Der Faktor K. PDF Drucken
Thomas Schmid - DIE ZEIT 19.05.2004 Nr.22


Nach einem Jahr im Amt ist Néstor Kirchner der populärste Präsident, den Argentinien je hatte.

Buenos Aires
Das Bild ging durch die Presse: Argentiniens gewählter Präsident Néstor Kirchner sieht zu, wie Heereschef Roberto Bendini in der Mechanikschule der Marine (Esma) vor versammeltem Generalstab das Porträt des Diktators Jorge Rafael Videla von der Wand nimmt. Videla hatte 1976 als Heereschef gegen das demokratische Regime geputscht. Die Esma, die berüchtigtste Folterstätte seiner Diktatur, soll eine Mahnstätte werden. Und Bendini tat nur widerwillig, was Kirchner ihm befohlen hatte. Für die Militärs war der symbolische Akt am 24. März, dem Jahrestag des Staatsstreichs, eine Demütigung. Aber der Präsident hatte seinem Volk wieder einmal gezeigt, wer der Herr im Hause ist: er, Kirchner, oder kurz: der „Faktor K.“

Am 25. Mai ist es ein Jahr her, dass Kirchner sein Amt angetreten hat. Noch wenige Wochen vor seiner Wahl war er in Argentinien weithin unbekannt. Heute ist er so populär wie kein Präsident zuvor, Juan Domingo Perón, der Vater aller Peronisten, eingeschlossen. Umfragen bescheinigen dem Staatschef über 70 Prozent Zustimmung. Beim ersten Wahlgang hatte er vor einem Jahr gerade 22 Prozent der Stimmen erhalten. Ein zweiter Wahlgang fand nicht statt, weil Carlos Menem, der schon von 1989 bis 1999 Präsident gewesen war und nun knapp vor ihm lag, angesichts seiner absehbaren Niederlage die Kandidatur zurückzog. Damit konnte Kirchner das Amt antreten – mit dem schlechtesten Ergebnis, mit dem je ein Argentinier zum Präsidenten gewählt wurde.
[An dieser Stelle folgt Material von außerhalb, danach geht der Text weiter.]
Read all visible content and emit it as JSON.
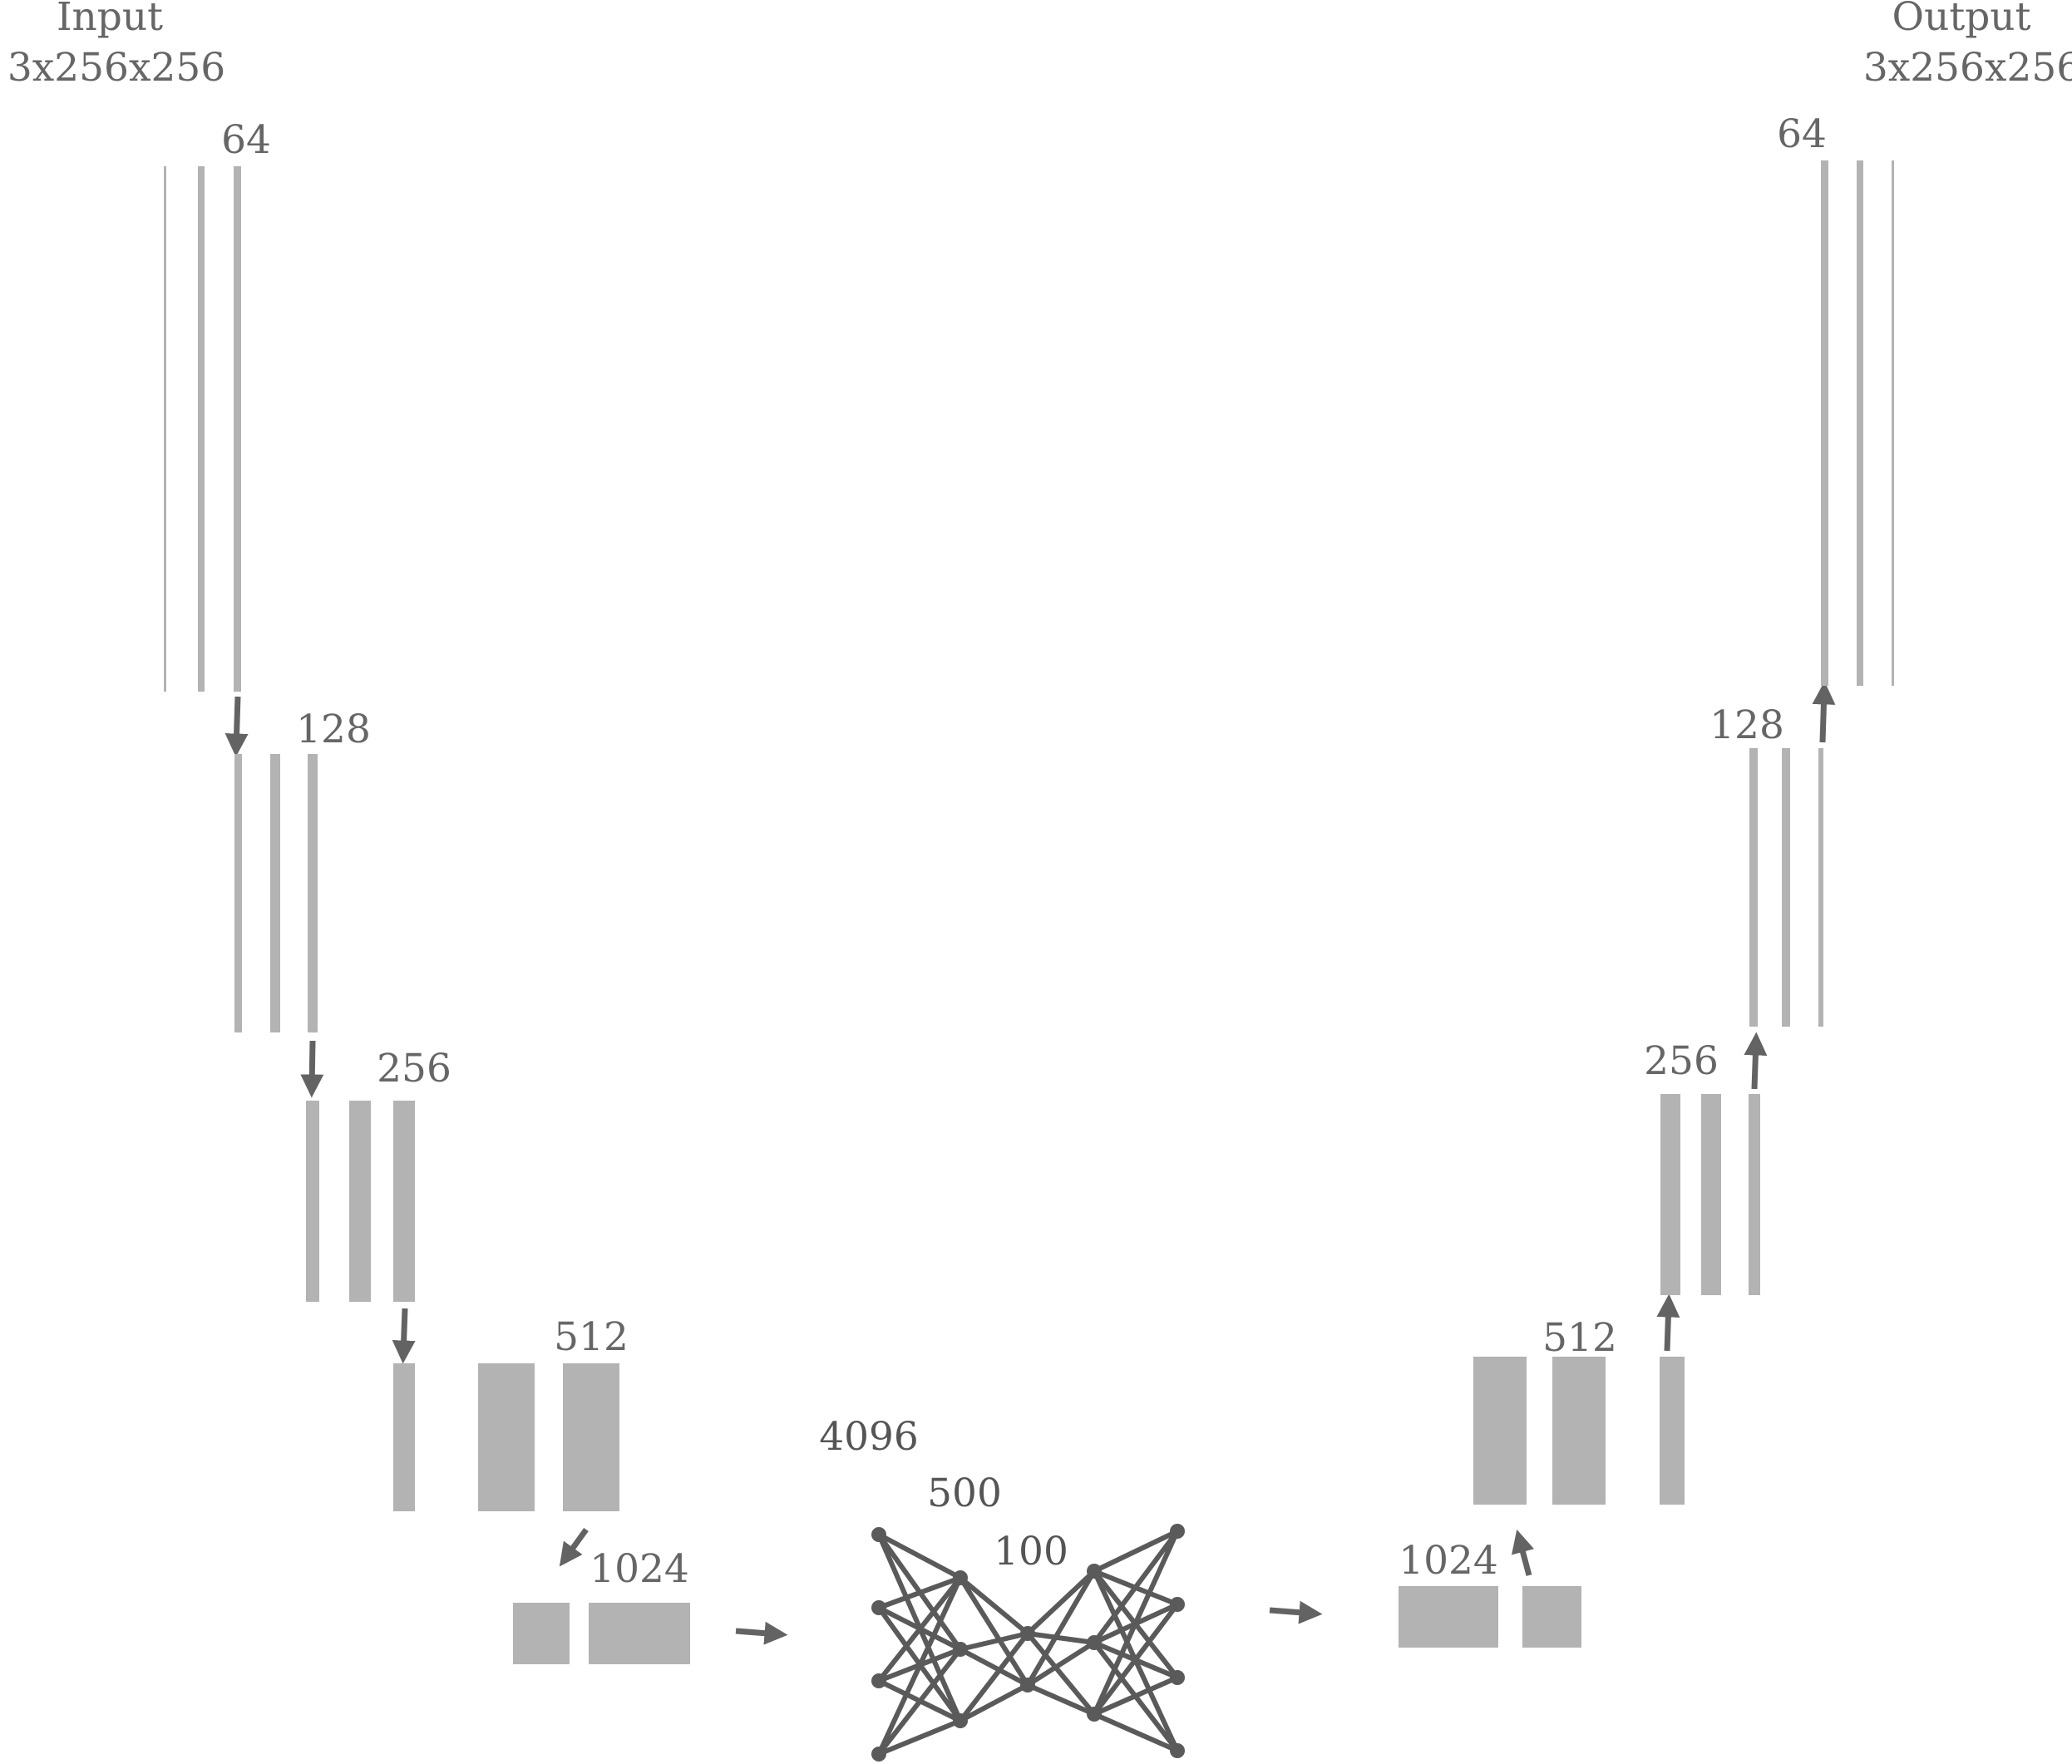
{
  "colors": {
    "block": "#b3b3b3",
    "arrow": "#636363",
    "text": "#666666",
    "node": "#5a5a5a"
  },
  "io": {
    "input_title": "Input",
    "input_dims": "3x256x256",
    "output_title": "Output",
    "output_dims": "3x256x256"
  },
  "encoder": {
    "stage_64": "64",
    "stage_128": "128",
    "stage_256": "256",
    "stage_512": "512",
    "stage_1024": "1024"
  },
  "decoder": {
    "stage_64": "64",
    "stage_128": "128",
    "stage_256": "256",
    "stage_512": "512",
    "stage_1024": "1024"
  },
  "bottleneck": {
    "layer_4096": "4096",
    "layer_500": "500",
    "layer_100": "100",
    "layer_node_counts": [
      4,
      3,
      2,
      3,
      4
    ]
  }
}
Der 54-jährige Kirchner gehört wie Menem der Gerechtigkeitspartei an, wie die peronistische Partei offiziell heißt. Jahrelang war er Gouverneur von Santa Cruz, der südlichsten Provinz Argentiniens. Als er sich zur Präsidentschaftswahl stellte, hatte er keine Hausmacht hinter sich. Doch Eduardo Duhalde, der mächtige Parteifürst der Provinz Buenos Aires, in der über ein Drittel der Argentinier lebt, unterstützte ihn gegen seinen Intimfeind Menem. Die Partei selbst allerdings, die in beiden Parlamentskammern eine Mehrheit hat, steht Kirchner bis heute skeptisch gegenüber. Von ihren Provinzbaronen wird er angefeindet.
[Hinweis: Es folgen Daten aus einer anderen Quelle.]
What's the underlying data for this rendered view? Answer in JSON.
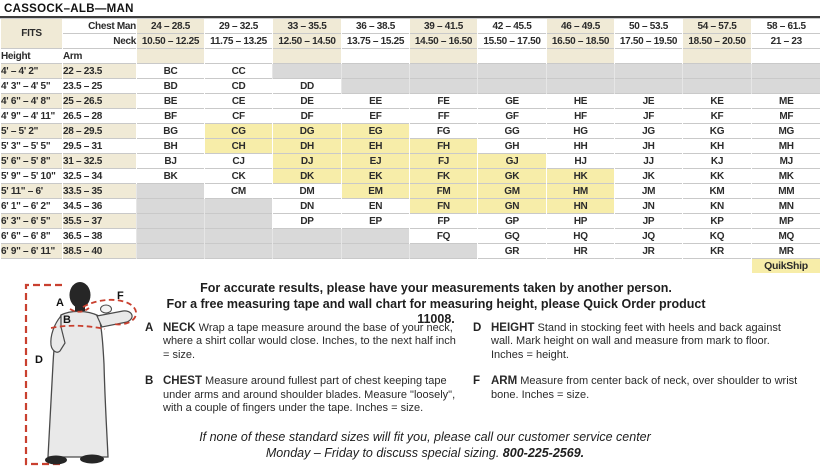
{
  "title": "CASSOCK–ALB—MAN",
  "size_chart": {
    "fits_label": "FITS",
    "chest_label": "Chest Man",
    "neck_label": "Neck",
    "height_label": "Height",
    "arm_label": "Arm",
    "quikship_label": "QuikShip",
    "columns": [
      {
        "chest": "24 – 28.5",
        "neck": "10.50 – 12.25"
      },
      {
        "chest": "29 – 32.5",
        "neck": "11.75 – 13.25"
      },
      {
        "chest": "33 – 35.5",
        "neck": "12.50 – 14.50"
      },
      {
        "chest": "36 – 38.5",
        "neck": "13.75 – 15.25"
      },
      {
        "chest": "39 – 41.5",
        "neck": "14.50 – 16.50"
      },
      {
        "chest": "42 – 45.5",
        "neck": "15.50 – 17.50"
      },
      {
        "chest": "46 – 49.5",
        "neck": "16.50 – 18.50"
      },
      {
        "chest": "50 – 53.5",
        "neck": "17.50 – 19.50"
      },
      {
        "chest": "54 – 57.5",
        "neck": "18.50 – 20.50"
      },
      {
        "chest": "58 – 61.5",
        "neck": "21 – 23"
      }
    ],
    "rows": [
      {
        "height": "4' – 4' 2\"",
        "arm": "22 – 23.5",
        "codes": [
          "BC",
          "CC",
          null,
          null,
          null,
          null,
          null,
          null,
          null,
          null
        ]
      },
      {
        "height": "4' 3\" – 4' 5\"",
        "arm": "23.5 – 25",
        "codes": [
          "BD",
          "CD",
          "DD",
          null,
          null,
          null,
          null,
          null,
          null,
          null
        ]
      },
      {
        "height": "4' 6\" – 4' 8\"",
        "arm": "25 – 26.5",
        "codes": [
          "BE",
          "CE",
          "DE",
          "EE",
          "FE",
          "GE",
          "HE",
          "JE",
          "KE",
          "ME"
        ]
      },
      {
        "height": "4' 9\" – 4' 11\"",
        "arm": "26.5 – 28",
        "codes": [
          "BF",
          "CF",
          "DF",
          "EF",
          "FF",
          "GF",
          "HF",
          "JF",
          "KF",
          "MF"
        ]
      },
      {
        "height": "5' – 5' 2\"",
        "arm": "28 – 29.5",
        "codes": [
          "BG",
          "CG",
          "DG",
          "EG",
          "FG",
          "GG",
          "HG",
          "JG",
          "KG",
          "MG"
        ]
      },
      {
        "height": "5' 3\" – 5' 5\"",
        "arm": "29.5 – 31",
        "codes": [
          "BH",
          "CH",
          "DH",
          "EH",
          "FH",
          "GH",
          "HH",
          "JH",
          "KH",
          "MH"
        ]
      },
      {
        "height": "5' 6\" – 5' 8\"",
        "arm": "31 – 32.5",
        "codes": [
          "BJ",
          "CJ",
          "DJ",
          "EJ",
          "FJ",
          "GJ",
          "HJ",
          "JJ",
          "KJ",
          "MJ"
        ]
      },
      {
        "height": "5' 9\" – 5' 10\"",
        "arm": "32.5 – 34",
        "codes": [
          "BK",
          "CK",
          "DK",
          "EK",
          "FK",
          "GK",
          "HK",
          "JK",
          "KK",
          "MK"
        ]
      },
      {
        "height": "5' 11\" – 6'",
        "arm": "33.5 – 35",
        "codes": [
          null,
          "CM",
          "DM",
          "EM",
          "FM",
          "GM",
          "HM",
          "JM",
          "KM",
          "MM"
        ]
      },
      {
        "height": "6' 1\" – 6' 2\"",
        "arm": "34.5 – 36",
        "codes": [
          null,
          null,
          "DN",
          "EN",
          "FN",
          "GN",
          "HN",
          "JN",
          "KN",
          "MN"
        ]
      },
      {
        "height": "6' 3\" – 6' 5\"",
        "arm": "35.5 – 37",
        "codes": [
          null,
          null,
          "DP",
          "EP",
          "FP",
          "GP",
          "HP",
          "JP",
          "KP",
          "MP"
        ]
      },
      {
        "height": "6' 6\" – 6' 8\"",
        "arm": "36.5 – 38",
        "codes": [
          null,
          null,
          null,
          null,
          "FQ",
          "GQ",
          "HQ",
          "JQ",
          "KQ",
          "MQ"
        ]
      },
      {
        "height": "6' 9\" – 6' 11\"",
        "arm": "38.5 – 40",
        "codes": [
          null,
          null,
          null,
          null,
          null,
          "GR",
          "HR",
          "JR",
          "KR",
          "MR"
        ]
      }
    ],
    "quikship_codes": [
      "CG",
      "DG",
      "EG",
      "CH",
      "DH",
      "EH",
      "FH",
      "DJ",
      "EJ",
      "FJ",
      "GJ",
      "DK",
      "EK",
      "FK",
      "GK",
      "HK",
      "EM",
      "FM",
      "GM",
      "HM",
      "FN",
      "GN",
      "HN"
    ]
  },
  "instructions": {
    "intro_line1": "For accurate results, please have your measurements taken by another person.",
    "intro_line2": "For a free measuring tape and wall chart for measuring height, please Quick Order product 11008.",
    "sections": [
      {
        "letter": "A",
        "term": "NECK",
        "column": "left",
        "text": "Wrap a tape measure around the base of your neck, where a shirt collar would close. Inches, to the next half inch = size."
      },
      {
        "letter": "B",
        "term": "CHEST",
        "column": "left",
        "text": "Measure around fullest part of chest keeping tape under arms and around shoulder blades. Measure \"loosely\", with a couple of fingers under the tape. Inches = size."
      },
      {
        "letter": "D",
        "term": "HEIGHT",
        "column": "right",
        "text": "Stand in stocking feet with heels and back against wall. Mark height on wall and measure from mark to floor. Inches = height."
      },
      {
        "letter": "F",
        "term": "ARM",
        "column": "right",
        "text": "Measure from center back of neck, over shoulder to wrist bone. Inches = size."
      }
    ],
    "footer_line1": "If none of these standard sizes will fit you, please call our customer service center",
    "footer_line2": "Monday – Friday to discuss special sizing.",
    "footer_phone": "800-225-2569."
  },
  "figure": {
    "a": "A",
    "b": "B",
    "d": "D",
    "f": "F"
  },
  "colors": {
    "cream": "#f0ead6",
    "quikship_yellow": "#f7eda9",
    "na_gray": "#d9d9d9",
    "accent_red": "#c9402f",
    "rule_dark": "#3c3c3c"
  }
}
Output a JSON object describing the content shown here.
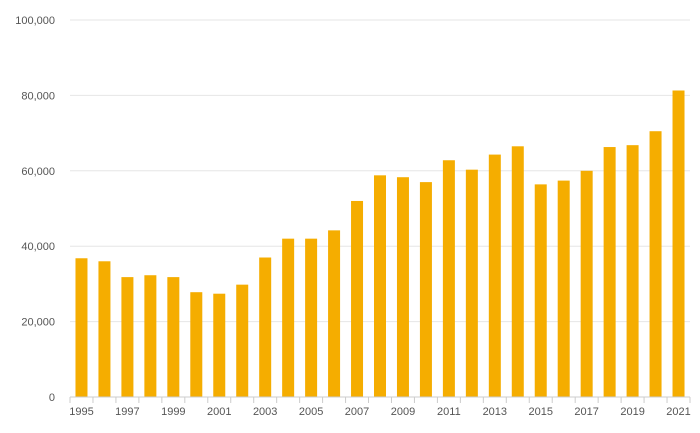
{
  "chart_data": {
    "type": "bar",
    "title": "",
    "xlabel": "",
    "ylabel": "",
    "categories": [
      "1995",
      "1996",
      "1997",
      "1998",
      "1999",
      "2000",
      "2001",
      "2002",
      "2003",
      "2004",
      "2005",
      "2006",
      "2007",
      "2008",
      "2009",
      "2010",
      "2011",
      "2012",
      "2013",
      "2014",
      "2015",
      "2016",
      "2017",
      "2018",
      "2019",
      "2020",
      "2021"
    ],
    "x_tick_labels": [
      "1995",
      "1997",
      "1999",
      "2001",
      "2003",
      "2005",
      "2007",
      "2009",
      "2011",
      "2013",
      "2015",
      "2017",
      "2019",
      "2021"
    ],
    "values": [
      36800,
      36000,
      31800,
      32300,
      31800,
      27800,
      27400,
      29800,
      37000,
      42000,
      42000,
      44200,
      52000,
      58800,
      58300,
      57000,
      62800,
      60300,
      64300,
      66500,
      56400,
      57400,
      60000,
      66300,
      66800,
      70500,
      81300
    ],
    "ylim": [
      0,
      100000
    ],
    "y_ticks": [
      0,
      20000,
      40000,
      60000,
      80000,
      100000
    ],
    "y_tick_labels": [
      "0",
      "20,000",
      "40,000",
      "60,000",
      "80,000",
      "100,000"
    ],
    "grid": true,
    "bar_color": "#f5ad00",
    "grid_color": "#e6e6e6",
    "axis_color": "#cccccc"
  }
}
Den mangelnden Rückhalt in der Partei kompensierte Kirchner mit einer Politik, die ihn schnell populär machte. Er verkündete das Ende der impunidad, der „Straflosigkeit“. Tausende von Argentiniern waren während der Militärdiktatur zwischen 1976 und 1983 ermordet worden, 10000 bis 30000 Personen sind damals „verschwunden“. Kirchner brachte im Parlament ein Gesetz durch, das zwei Gesetze von 1987 für null und nichtig erklärt, die faktisch einer Amnestierung der Verbrechen der Diktatur gleichkamen. Allerdings ist umstritten, ob das neue Gesetz verfassungskonform ist. Das Urteil des Obersten Gerichts steht noch aus.
Viele Polizisten sind kriminell
Mehr als die Vergangenheit beschäftigt die Argentinier jedoch die Gegenwart. Und was zumindest den Einwohnern von Buenos Aires am meisten Sorgen bereitet, ist Umfragen zufolge nicht Arbeitslosigkeit, sondern Gewalt und Kriminalität. auch in ihren Straßen, fordern sie, solle Schluss sein mit der impunidad. Kriminelle Polizisten wie korrupte Politiker sollen endlich bestraft werden wie alle anderen auch. Kirchner, ein Mann mit Gespür fürs Volksempfinden, wechselte schon kurz nach seiner Amtseinführung die gesamte Polizeispitze aus. Gegen den früheren Präsidenten Menem laufen zurzeit drei Prozesse – wegen Schmiergeldzahlungen beim Bau von Gefängnissen, wegen illegaler Waffenlieferungen an Ecuador und Kroatien sowie wegen unversteuerter Gelder auf dubiosen Konten in der Schweiz. Menem, mit zwei internationalen Haftbefehlen gesucht, hat sich ins chilenische Exil abgesetzt.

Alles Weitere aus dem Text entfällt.